WE are living in an alternative reality. The Nazis are running Britain, but the biggest problem isn’t the judicial executions, or the concentration camps, or the collaborators. It’s the mmmmbblin. The muuuumbling. The indistinct speaking.

You will know what I mean if you’ve seen any of SS-GB, the BBC’s new drama based in an alternative-reality Britain in which the Nazis won and we lost. It is well made and beautifully shot, but as one letter writer put it in The Herald this week: “I understood the German better than I did the English and that is without subtitles.”

This problem of mumbling seemed to start with the BBC’s big adaptation of Jamaica Inn three years ago, which again looked great, but at the time I remember asking why no-one questioned the central problem with the show. Why did no-one say: "Hang on, it looks great but I can't understand a single word that man is saying?" Are we so obsessed with how something looks now that the words are irrelevant?

Other shows have been accused of the same problem and a number of theories have emerged. One is that producers and directors watch the playback of their programmes on the very best, high-end technology with good speakers so they can make out every word and don’t realise there’s a problem.

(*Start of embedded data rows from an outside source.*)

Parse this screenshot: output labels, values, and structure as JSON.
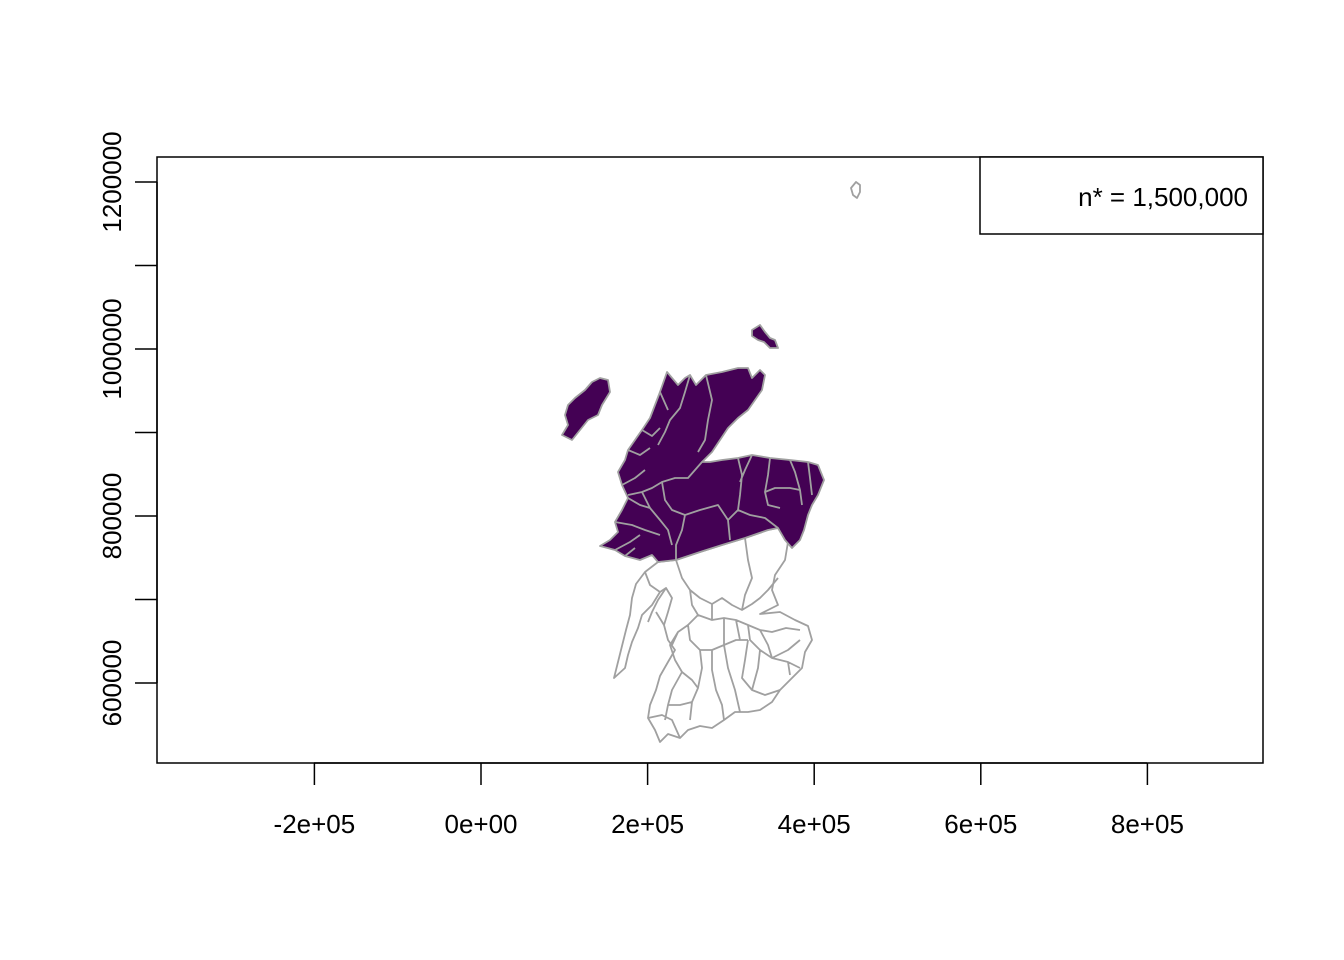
{
  "colors": {
    "selected_fill": "#440154",
    "unselected_fill": "#ffffff",
    "boundary": "#a0a0a0",
    "axis": "#000000"
  },
  "legend": {
    "text": "n* = 1,500,000",
    "position": "top-right"
  },
  "chart_data": {
    "type": "choropleth-map",
    "x_axis": {
      "ticks": [
        -200000,
        0,
        200000,
        400000,
        600000,
        800000
      ],
      "tick_labels": [
        "-2e+05",
        "0e+00",
        "2e+05",
        "4e+05",
        "6e+05",
        "8e+05"
      ]
    },
    "y_axis": {
      "ticks": [
        600000,
        800000,
        1000000,
        1200000
      ],
      "tick_labels": [
        "600000",
        "800000",
        "1000000",
        "1200000"
      ],
      "minor_ticks": [
        700000,
        900000,
        1100000
      ]
    },
    "regions": [
      {
        "group": "selected",
        "count": 13
      },
      {
        "group": "unselected",
        "count": 40
      }
    ]
  }
}
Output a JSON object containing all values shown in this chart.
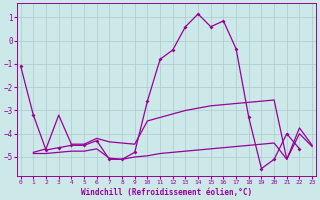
{
  "x": [
    0,
    1,
    2,
    3,
    4,
    5,
    6,
    7,
    8,
    9,
    10,
    11,
    12,
    13,
    14,
    15,
    16,
    17,
    18,
    19,
    20,
    21,
    22,
    23
  ],
  "line_marked": [
    -1.1,
    -3.2,
    -4.7,
    -4.6,
    -4.5,
    -4.5,
    -4.3,
    -5.1,
    -5.1,
    -4.8,
    -2.6,
    -0.8,
    -0.4,
    0.6,
    1.15,
    0.6,
    0.85,
    -0.35,
    -3.3,
    -5.5,
    -5.1,
    -4.0,
    -4.65,
    null
  ],
  "line_upper": [
    null,
    -4.8,
    -4.65,
    -3.2,
    -4.45,
    -4.45,
    -4.2,
    -4.35,
    -4.4,
    -4.45,
    -3.45,
    -3.3,
    -3.15,
    -3.0,
    -2.9,
    -2.8,
    -2.75,
    -2.7,
    -2.65,
    -2.6,
    -2.55,
    -5.1,
    -3.75,
    -4.5
  ],
  "line_lower": [
    null,
    -4.85,
    -4.85,
    -4.8,
    -4.75,
    -4.75,
    -4.65,
    -5.05,
    -5.1,
    -5.0,
    -4.95,
    -4.85,
    -4.8,
    -4.75,
    -4.7,
    -4.65,
    -4.6,
    -4.55,
    -4.5,
    -4.45,
    -4.4,
    -5.1,
    -4.0,
    -4.55
  ],
  "background_color": "#cce8e8",
  "grid_color": "#aacccc",
  "line_color": "#990099",
  "ylim": [
    -5.8,
    1.6
  ],
  "xlim": [
    -0.3,
    23.3
  ],
  "yticks": [
    1,
    0,
    -1,
    -2,
    -3,
    -4,
    -5
  ],
  "xticks": [
    0,
    1,
    2,
    3,
    4,
    5,
    6,
    7,
    8,
    9,
    10,
    11,
    12,
    13,
    14,
    15,
    16,
    17,
    18,
    19,
    20,
    21,
    22,
    23
  ],
  "xlabel": "Windchill (Refroidissement éolien,°C)",
  "markersize": 2.0,
  "linewidth": 0.9
}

Another theory is that modern televisions are to blame. The fashion in recent years has been for flat-screen sets, which is fine but the speakers tend to be small and tinny.

But the real explanation for the mumbling has nothing to do with technology and everything to do with how acting has changed. Fifty years ago, when an acting student arrived at drama school with a regional accent or an indistinct way of speaking, it was very quickly drummed out of them. The pinnacle of the profession was Laurence Olivier whose delivery was so beautiful clear and precise you could hear every syllable ting as he spoke.

That way of talking has now gone out of fashion, and we probably don’t want to go back to the days when everyone on television sounded very similar – clear but similar. However, we have gone too far the other way and eschewed that old-school received pronunciation and celebrated “real” ways of talking to the point where no one can actually understand what is being said.

The other problem is the diminishing power of the director and the increasing power of the actor. Again, 50 years ago, television directors were the powerhouse; they were the ones who made the decisions and told actors to do a retake if necessary. These days, the producer, and his or her big actor star, tend to hold the power and the director has a much more functional role ie. get the programme out. They are much less likely to question their actors or ask them to do a line again if it was inaudible.

All of this means that the mumbling problem is not going to go away until we have a rethink about how actors are told that one of their jobs is to be understood. You can point the best microphone in the world at an actor, but if the words are slopping lazily over their lips in an attempt to be “real”, then there is nothing much we can do about it.